Zusammenfassung
Beim Übergang schmaler Ozeanbecken oder Pullapart-Becken vom Riftstadium mit Dehnung der kontinentalen Kruste zur Akkretion neuer ozeanischer Kruste kann es in den Spreading-Trögen zur Bildung von Lagergängen (Sills) innerhalb der Sedimente kommen. Injektionen nachfolgender starker magmatischer Pulse werden über und neben der Kontaktzone der zuvor gebildeten vertikalen Basaltgänge (Dikes) und Sills eingeschoben. Auf diese Weise wird ein charakteristischer Sill-Sediment-Komplex aufgebaut.

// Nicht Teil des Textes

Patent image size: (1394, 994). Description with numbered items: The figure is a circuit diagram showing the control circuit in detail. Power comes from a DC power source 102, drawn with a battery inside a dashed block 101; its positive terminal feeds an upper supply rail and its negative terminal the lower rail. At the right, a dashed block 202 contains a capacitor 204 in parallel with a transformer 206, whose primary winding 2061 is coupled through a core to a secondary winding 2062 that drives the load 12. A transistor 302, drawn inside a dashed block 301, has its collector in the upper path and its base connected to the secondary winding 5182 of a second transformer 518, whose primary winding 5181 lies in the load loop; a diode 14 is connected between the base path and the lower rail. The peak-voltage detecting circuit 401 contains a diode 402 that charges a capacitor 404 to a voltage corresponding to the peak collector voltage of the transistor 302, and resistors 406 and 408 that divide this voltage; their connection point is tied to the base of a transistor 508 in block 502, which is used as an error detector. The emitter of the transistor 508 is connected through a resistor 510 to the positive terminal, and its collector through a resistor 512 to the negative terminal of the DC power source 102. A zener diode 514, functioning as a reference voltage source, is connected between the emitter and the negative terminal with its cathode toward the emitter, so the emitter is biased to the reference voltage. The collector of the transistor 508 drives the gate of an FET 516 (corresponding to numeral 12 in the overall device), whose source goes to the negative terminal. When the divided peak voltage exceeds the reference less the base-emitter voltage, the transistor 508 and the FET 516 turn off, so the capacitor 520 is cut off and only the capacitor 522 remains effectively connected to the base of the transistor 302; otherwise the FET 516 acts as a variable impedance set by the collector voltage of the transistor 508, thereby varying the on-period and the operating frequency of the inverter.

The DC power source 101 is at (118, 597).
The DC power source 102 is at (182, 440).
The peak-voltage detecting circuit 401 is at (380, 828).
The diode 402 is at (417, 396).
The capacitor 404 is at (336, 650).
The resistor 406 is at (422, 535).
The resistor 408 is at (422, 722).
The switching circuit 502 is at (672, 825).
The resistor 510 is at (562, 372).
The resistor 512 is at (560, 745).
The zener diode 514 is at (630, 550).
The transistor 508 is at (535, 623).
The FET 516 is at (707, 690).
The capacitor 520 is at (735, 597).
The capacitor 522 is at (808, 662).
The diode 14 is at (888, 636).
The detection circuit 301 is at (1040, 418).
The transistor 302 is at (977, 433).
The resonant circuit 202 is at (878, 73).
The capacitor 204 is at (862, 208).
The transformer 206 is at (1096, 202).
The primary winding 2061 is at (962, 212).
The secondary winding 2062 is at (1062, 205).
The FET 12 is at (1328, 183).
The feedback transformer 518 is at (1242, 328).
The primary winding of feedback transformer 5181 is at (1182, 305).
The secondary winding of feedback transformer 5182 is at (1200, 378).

Die Mächtigkeit dieser Übergangszone zwischen dem Sheeted Dike-Komplex (seismische »Lage« 2) und dem jüngeren Sediment (seismische »Lage« 1) wird in erster Linie von der Sedimentationsrate gesteuert. Extrem hohe Sedimentationsraten, welche die Spreadingrate übertreffen, bewirken eine Auffüllung der Becken und behindern vermutlich stark den Magmenaufstieg. Bei sehr geringen Sedimentationsraten wie z. B. im Bereich mittelozeanischer Rücken breiter, reifer Ozeanbecken, extrudiert das aufsteigende Magma praktisch ohne Sedimenteinfluß am Meeresboden. Mittlere, aber immer noch relativ hohe Sedimentationsraten können Spreading-Tröge nicht auffüllen, sondern ermöglichen die Bildung von Sill-Sediment-Komplexen mit Mächtigkeiten bis zu einigen hundert Metern.
Dieses Phänomen wurde im Guaymas Becken des Golfs von Kalifornien beobachtet. Ähnliche Sill-Sediment-Komplexe können auch an den heutigen passiven Kontmentalrändern der großen Ozeane vorkommen und tragen vielleicht zum Auftreten einer »gestörten seismischen« und »magnetisch ruhigen« Zone bei. Auch aus fossilen Riftzonen und Orogen-Gürteln sind schon Beispiele für ähnliche Sill-Sediment-Komplexe bekannt.
Abstract
During the transitional stage from stretching of continental crust to accretion of new oceanic crust, the upwelhng basaltic magma in spreading troughs of narrow ocean basins and pull-apart basins may form sills in soft sediment. The injections of subsequent great magmatic pulses are empla ced next to or on top of the contact zone of the older ones. In this manner a distinctive sill-sediment complex is built up.
The thickness of this transitional zone between the sheeted dike complex (seismic layer 2) and overlying sediments (seismic layer 1) is controlled chiefly by the rate of sedimentation. Extremely high sedimentation rates surpassing the spreading rate cause filling up of the basins and hamper the rise of magma to the land surface. Very low rates, e.g. along mid-oceanic ridges of wide mature ocean basins, hardly influence the magma extruding at the sea floor. Intermediate (but comparatively still high) sedimentation rates cannot fill up the spreading troughs, but they generate sill-sediment complexes of a thickness up to a few hundred meters.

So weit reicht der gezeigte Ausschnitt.